Exiles down the champs at Twickenham
Tries from Hala’ufia and Thorpe plus Hewat’s reliable boot are enough to sink the champions
London Irish 26 - 14 London Wasps
By Danny Coyle at Twickenham

Clearly, London Wasps just plain don’t like the start of the season. The Guinness Premiership champions were a shadow of the side that had hauled itself up by the bootstraps and bludgeoned its way to the title at the end of last season.
Back at Twickenham three months since that balmy afternoon when over 80,000 stood to give the departing Lawrence Dallaglio a rousing send off and then see the old warrior hoist the trophy, there was no Lawrence, and not much sign of the team he had led that day either.
Shaun Edwards had declared earlier last week that Wasps were not out to defend their title, but to win it again. Any way you slice it, on this evidence, neither looks likely.
But we have been here before with London Wasps, and only a fool would write them off with the season in its embryonic stage.
We have also been listening all summer to players and coaches tell us they’ll only be able to assess the impact of the ELVs after a month or so of the new season. In fact, the Guinness Premiership was just nine minutes old when we saw the effect one of the changes could have.
Admittedly, there were some very familiar forces in play as London Irish went ahead, but the fact was that the Exiles had stacked their lineout with seven players to Wasps five, as is now permitted.
So when Nick Kennedy did what he had been doing all last season and disrupted Raphael Ibanez’s traditionally dubious throw to Richard Birkett at the front of Wasps lineout, Chris Hala’ufia, one of those extra men hanging around at the tail of the lineout, was able to pounce on the loose ball untroubled and flop over the line.
The Tongan’s next act was to head to the sin bin after a high tackle but his error went unpunished as Van Gisbergen missed his second penalty attempt of the day, his failure compounded by Peter Hewat’s accuracy on 20 minutes when he made it 10-0 after Wasps hands in a ruck slowed down a move the Australian full back had started from deep in his own territory.
The former Waratah was on target again two minutes before half- time in a half that Irish dominated thanks to some pinpoint kicking from halfbacks Paul Hodgson and Mike Catt who kept the champions’ back three hemmed on their own goal line for much of the first 40 minutes.

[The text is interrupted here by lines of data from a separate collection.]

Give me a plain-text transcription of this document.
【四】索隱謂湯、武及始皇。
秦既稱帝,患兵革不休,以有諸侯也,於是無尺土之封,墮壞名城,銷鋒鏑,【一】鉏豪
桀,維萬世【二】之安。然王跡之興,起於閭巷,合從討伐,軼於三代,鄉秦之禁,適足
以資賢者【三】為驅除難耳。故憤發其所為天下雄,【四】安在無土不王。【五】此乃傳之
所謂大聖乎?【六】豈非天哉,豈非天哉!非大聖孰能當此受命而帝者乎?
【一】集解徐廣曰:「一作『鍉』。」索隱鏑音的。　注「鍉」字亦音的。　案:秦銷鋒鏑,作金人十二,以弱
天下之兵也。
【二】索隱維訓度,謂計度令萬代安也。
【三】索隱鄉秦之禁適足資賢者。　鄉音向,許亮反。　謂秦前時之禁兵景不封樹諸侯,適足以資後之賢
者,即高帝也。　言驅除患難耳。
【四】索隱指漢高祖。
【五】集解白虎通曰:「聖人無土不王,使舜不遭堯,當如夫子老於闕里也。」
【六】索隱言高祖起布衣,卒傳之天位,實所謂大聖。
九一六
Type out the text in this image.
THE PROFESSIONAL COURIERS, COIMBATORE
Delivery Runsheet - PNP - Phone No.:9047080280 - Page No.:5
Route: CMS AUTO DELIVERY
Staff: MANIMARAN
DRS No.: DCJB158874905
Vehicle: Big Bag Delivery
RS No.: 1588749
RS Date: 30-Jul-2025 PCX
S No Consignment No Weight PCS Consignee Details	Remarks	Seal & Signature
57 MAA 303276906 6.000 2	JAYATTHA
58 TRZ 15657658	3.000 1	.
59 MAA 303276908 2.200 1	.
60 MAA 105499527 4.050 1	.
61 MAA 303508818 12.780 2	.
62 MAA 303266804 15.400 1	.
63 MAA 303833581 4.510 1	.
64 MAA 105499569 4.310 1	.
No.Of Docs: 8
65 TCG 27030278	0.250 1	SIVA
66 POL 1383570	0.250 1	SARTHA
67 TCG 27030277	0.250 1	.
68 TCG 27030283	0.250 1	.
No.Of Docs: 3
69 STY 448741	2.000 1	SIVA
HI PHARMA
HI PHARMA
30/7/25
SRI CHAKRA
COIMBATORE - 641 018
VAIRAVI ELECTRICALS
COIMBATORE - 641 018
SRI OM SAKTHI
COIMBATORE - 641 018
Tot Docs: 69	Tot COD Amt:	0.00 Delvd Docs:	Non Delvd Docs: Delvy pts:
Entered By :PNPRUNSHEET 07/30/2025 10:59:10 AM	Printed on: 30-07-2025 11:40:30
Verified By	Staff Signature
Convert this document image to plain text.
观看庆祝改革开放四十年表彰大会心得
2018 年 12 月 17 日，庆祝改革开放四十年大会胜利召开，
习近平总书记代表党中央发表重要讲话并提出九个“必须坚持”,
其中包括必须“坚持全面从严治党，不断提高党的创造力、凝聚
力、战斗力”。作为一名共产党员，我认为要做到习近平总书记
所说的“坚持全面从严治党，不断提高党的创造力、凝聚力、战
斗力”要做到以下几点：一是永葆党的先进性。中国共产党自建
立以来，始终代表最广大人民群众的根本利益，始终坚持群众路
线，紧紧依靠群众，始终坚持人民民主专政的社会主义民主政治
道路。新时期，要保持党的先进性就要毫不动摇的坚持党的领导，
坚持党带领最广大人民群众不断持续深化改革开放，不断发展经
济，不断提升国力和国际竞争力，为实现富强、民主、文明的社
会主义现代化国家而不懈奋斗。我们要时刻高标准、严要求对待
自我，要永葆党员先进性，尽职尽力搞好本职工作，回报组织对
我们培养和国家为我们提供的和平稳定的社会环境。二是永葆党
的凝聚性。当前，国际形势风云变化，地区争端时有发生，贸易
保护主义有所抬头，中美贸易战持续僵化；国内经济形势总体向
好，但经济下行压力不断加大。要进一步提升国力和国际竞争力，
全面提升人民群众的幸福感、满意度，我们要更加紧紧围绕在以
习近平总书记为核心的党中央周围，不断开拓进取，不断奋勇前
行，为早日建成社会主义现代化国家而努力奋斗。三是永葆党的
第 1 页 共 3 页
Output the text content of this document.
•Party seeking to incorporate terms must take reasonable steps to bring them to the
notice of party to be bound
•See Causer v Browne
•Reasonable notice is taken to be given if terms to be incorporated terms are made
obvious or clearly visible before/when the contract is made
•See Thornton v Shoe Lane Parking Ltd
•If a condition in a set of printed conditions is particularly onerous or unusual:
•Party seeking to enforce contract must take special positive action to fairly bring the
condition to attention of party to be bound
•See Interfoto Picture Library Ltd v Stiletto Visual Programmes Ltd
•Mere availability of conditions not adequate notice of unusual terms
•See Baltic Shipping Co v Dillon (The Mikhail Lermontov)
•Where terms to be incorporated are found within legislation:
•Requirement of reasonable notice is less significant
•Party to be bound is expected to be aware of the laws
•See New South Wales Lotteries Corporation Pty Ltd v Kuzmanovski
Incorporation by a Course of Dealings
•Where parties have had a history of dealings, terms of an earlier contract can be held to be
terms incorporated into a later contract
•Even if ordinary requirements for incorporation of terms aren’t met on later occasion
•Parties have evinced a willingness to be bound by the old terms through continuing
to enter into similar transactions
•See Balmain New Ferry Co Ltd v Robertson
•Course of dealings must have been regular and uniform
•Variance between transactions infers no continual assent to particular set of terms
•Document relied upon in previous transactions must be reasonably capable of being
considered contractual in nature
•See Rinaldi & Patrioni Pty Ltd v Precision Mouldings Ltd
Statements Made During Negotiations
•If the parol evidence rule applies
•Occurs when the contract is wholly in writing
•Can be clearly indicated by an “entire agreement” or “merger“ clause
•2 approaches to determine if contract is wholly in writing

The theme continued in the second half and it was another hashed Wasps lineout that presented the ball to Exiles back row Richard Thorpe who powered through a rare flimsy tackle from his opposite number Joe Worsley before avoiding Tom Voyce and skating over the line.
Hewat kicked the conversion and two further penalties either side of a Tom Rees try for Wasps, which was added to by Eoin Reddan who scampered over from a scrum with barely five minutes remaining to put an air of respectability on the score line that was scarcely deserved.